Southeast’s Sikeston Regional Campus allowed her to gain that personal experience, while staying close to her family and work with the Sikeston Board of Education.
“Facing college after that many years, it was a little intimidating at first,” she said. “I knew I could do the work, but those kids were fresh out of high school and they had all the courses to prepare them. When I was in high school, I had ninth grade algebra and that was it.

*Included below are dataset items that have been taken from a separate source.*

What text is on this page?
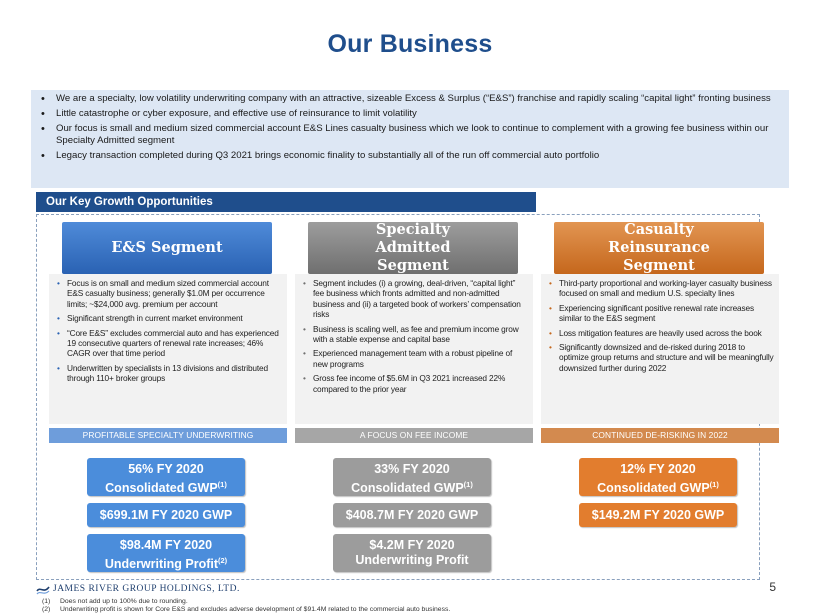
Our Business
• We are a specialty, low volatility underwriting company with an attractive, sizeable Excess & Surplus (“E&S”) franchise and rapidly scaling “capital light” fronting business
• Little catastrophe or cyber exposure, and effective use of reinsurance to limit volatility
• Our focus is small and medium sized commercial account E&S Lines casualty business which we look to continue to complement with a growing fee business within our Specialty Admitted segment
• Legacy transaction completed during Q3 2021 brings economic finality to substantially all of the run off commercial auto portfolio
Our Key Growth Opportunities
E&S Segment
• Focus is on small and medium sized commercial account E&S casualty business; generally $1.0M per occurrence limits; ~$24,000 avg. premium per account
• Significant strength in current market environment
• “Core E&S” excludes commercial auto and has experienced 19 consecutive quarters of renewal rate increases; 46% CAGR over that time period
• Underwritten by specialists in 13 divisions and distributed through 110+ broker groups
PROFITABLE SPECIALTY UNDERWRITING
56% FY 2020
Consolidated GWP$^{(1)}$
$699.1M FY 2020 GWP
$98.4M FY 2020
Underwriting Profit$^{(2)}$
Specialty Admitted Segment
• Segment includes (i) a growing, deal-driven, “capital light” fee business which fronts admitted and non-admitted business and (ii) a targeted book of workers’ compensation risks
• Business is scaling well, as fee and premium income grow with a stable expense and capital base
• Experienced management team with a robust pipeline of new programs
• Gross fee income of $5.6M in Q3 2021 increased 22% compared to the prior year
A FOCUS ON FEE INCOME
33% FY 2020
Consolidated GWP$^{(1)}$
$408.7M FY 2020 GWP
$4.2M FY 2020
Underwriting Profit
Casualty Reinsurance Segment
• Third-party proportional and working-layer casualty business focused on small and medium U.S. specialty lines
• Experiencing significant positive renewal rate increases similar to the E&S segment
• Loss mitigation features are heavily used across the book
• Significantly downsized and de-risked during 2018 to optimize group returns and structure and will be meaningfully downsized further during 2022
CONTINUED DE-RISKING IN 2022
12% FY 2020
Consolidated GWP$^{(1)}$
$149.2M FY 2020 GWP
JAMES RIVER GROUP HOLDINGS, LTD.	5
(1) Does not add up to 100% due to rounding.
(2) Underwriting profit is shown for Core E&S and excludes adverse development of $91.4M related to the commercial auto business.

But I’ve always had the attitude that I can do what I set my mind to do.”
That can-do assertiveness has been her steadying force over the years.
“It can be a little rough to work 40 hours or more a week and study on the weekends,” Fish said. “You don’t have time for much else sometimes.”
Looking back, the rough patches have been difficult, Fish said,from coping with her mother’s Alzheimer’s and her husband’s heart health to a daughter’s cystic fibrosis and her own battle with depression.
This final semester has been the toughest, she said, as she dealt with the death of her mother and an accident requiring two surgeries on her foot, forcing her to be bedridden for nearly six weeks.
“I wanted to take a break. I thought about it, but I had to come back. I wanted to finish,” said Fish. “But my grandchildren were an inspiration to keep going.”
Her daughters and husband have been supportive every step of the way, including her husband who drove her to Cape Girardeau for her final class and her daughter who typed as Fish dictated because her hands were to weak from the pain caused by neuropathy.
“It’s been a long semester, but it feels so good to be this close to done,” she said.
After 10 years, the excitement leading up to graduation has affected her whole family.
“When I asked my daughters and husband if I should go to commencement, they said I had to — they couldn’t miss seeing me walk,” Fish said. “I even wasn’t going to do announcements, but my husband insisted.”
As the finals days of the semester come to an end, Fish looks forward to the next phase ahead. Her dream job is to be a counselor.
“I’ve always liked helping people,” she said. “I’ve been helped through counseling. I think mental illness isn’t as much of a stigma, and people are seeking out help. If I can be of part of that and help others, that would be fulfilling for me.”
To fulfill her own dream, she’ll have to earn her master’s degree, she said.
“It’s something I’d need to go back for more school and another a degree for, but I’m not too old yet,” she said.
For now, she looks forward to next week.
“I’ll be so proud to display my diploma,” Fish said.